Hello, sureshrju!

The description is not clear,

but I can guess the design of the bridge.

The Lion's Gate bridge in Vancouver, BC, is a suspension bridge that spans 1516m.

Large cables are attached to the tops of the towers, 50 m above the road.

The road is suspended from the large cables with small vertical cables, the smallest one being 2m.

Find a quadratic equation to model the large cable shape.

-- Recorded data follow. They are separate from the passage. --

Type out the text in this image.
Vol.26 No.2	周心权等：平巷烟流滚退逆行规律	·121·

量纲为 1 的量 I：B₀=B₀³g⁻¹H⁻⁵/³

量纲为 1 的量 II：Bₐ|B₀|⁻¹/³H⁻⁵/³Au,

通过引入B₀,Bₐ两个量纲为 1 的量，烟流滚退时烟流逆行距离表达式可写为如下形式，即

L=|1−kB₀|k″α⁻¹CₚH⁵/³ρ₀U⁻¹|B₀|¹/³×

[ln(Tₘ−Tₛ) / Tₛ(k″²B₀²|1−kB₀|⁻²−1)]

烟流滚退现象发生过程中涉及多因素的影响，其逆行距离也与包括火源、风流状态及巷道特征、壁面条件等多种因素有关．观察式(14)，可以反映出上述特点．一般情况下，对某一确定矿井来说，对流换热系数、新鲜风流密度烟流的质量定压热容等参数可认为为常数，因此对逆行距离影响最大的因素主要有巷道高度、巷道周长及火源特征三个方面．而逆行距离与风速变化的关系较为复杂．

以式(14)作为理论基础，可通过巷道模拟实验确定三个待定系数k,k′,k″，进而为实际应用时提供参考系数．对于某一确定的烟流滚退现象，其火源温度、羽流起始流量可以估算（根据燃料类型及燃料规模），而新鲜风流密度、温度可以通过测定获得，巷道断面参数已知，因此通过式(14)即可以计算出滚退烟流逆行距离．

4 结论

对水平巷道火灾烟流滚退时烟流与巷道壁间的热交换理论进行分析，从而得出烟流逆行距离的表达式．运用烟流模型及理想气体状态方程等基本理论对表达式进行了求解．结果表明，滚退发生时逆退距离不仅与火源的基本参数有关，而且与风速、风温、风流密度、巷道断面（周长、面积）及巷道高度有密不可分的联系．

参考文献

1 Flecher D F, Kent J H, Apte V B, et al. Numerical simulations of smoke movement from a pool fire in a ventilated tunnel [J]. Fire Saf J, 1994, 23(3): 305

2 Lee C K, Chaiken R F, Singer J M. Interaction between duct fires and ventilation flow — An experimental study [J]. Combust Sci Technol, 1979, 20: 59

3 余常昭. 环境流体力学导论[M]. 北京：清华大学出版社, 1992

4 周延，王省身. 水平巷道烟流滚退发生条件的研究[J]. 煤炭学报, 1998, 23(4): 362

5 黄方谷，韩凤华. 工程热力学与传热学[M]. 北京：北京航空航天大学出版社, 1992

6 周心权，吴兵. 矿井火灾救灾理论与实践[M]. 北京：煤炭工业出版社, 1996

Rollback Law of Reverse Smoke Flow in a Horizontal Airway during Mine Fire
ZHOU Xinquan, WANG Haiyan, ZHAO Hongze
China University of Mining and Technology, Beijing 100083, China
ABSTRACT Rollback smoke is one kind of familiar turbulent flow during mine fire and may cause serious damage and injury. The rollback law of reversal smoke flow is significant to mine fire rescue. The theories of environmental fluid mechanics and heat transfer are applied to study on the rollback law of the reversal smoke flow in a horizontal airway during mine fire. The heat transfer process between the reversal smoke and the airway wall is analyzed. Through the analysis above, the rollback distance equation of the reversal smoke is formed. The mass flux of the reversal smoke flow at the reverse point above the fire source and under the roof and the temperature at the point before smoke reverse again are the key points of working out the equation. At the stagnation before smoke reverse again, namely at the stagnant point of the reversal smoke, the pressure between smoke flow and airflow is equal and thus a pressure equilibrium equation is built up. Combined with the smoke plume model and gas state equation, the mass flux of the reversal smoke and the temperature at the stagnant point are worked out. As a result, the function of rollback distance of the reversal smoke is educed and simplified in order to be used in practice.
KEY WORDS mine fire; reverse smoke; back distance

Place the bridge on coordinates axes with the center of the bridge at the Origin.

Code:

:
* : *(758,50)
| : |
|* : *|
| * : * |
| * : * |
| * |
| (0,2) |
| : |
| : |
- - * - - - + - - - * - -
-758 0 758
:

The general form of this parabola is: .$\displaystyle f(x) \:=\:ax^2 + c$

We have two point on the parabola: .$\displaystyle (0,2),\;(758,50)$

$\displaystyle f(0) = 2:\;\;0^2a + c \:=\:2 \quad\Rightarrow\quad c \;=\;2$

$\displaystyle f(758,50):\;\;758^2a + 2 \:=\:50 \quad\Rightarrow\quad a \:=\:\frac{12}{143,\!641}$

Therefore, the equation is: .$\displaystyle f(x) \;=\;\frac{12}{143,\!641}\,x^2 + 2$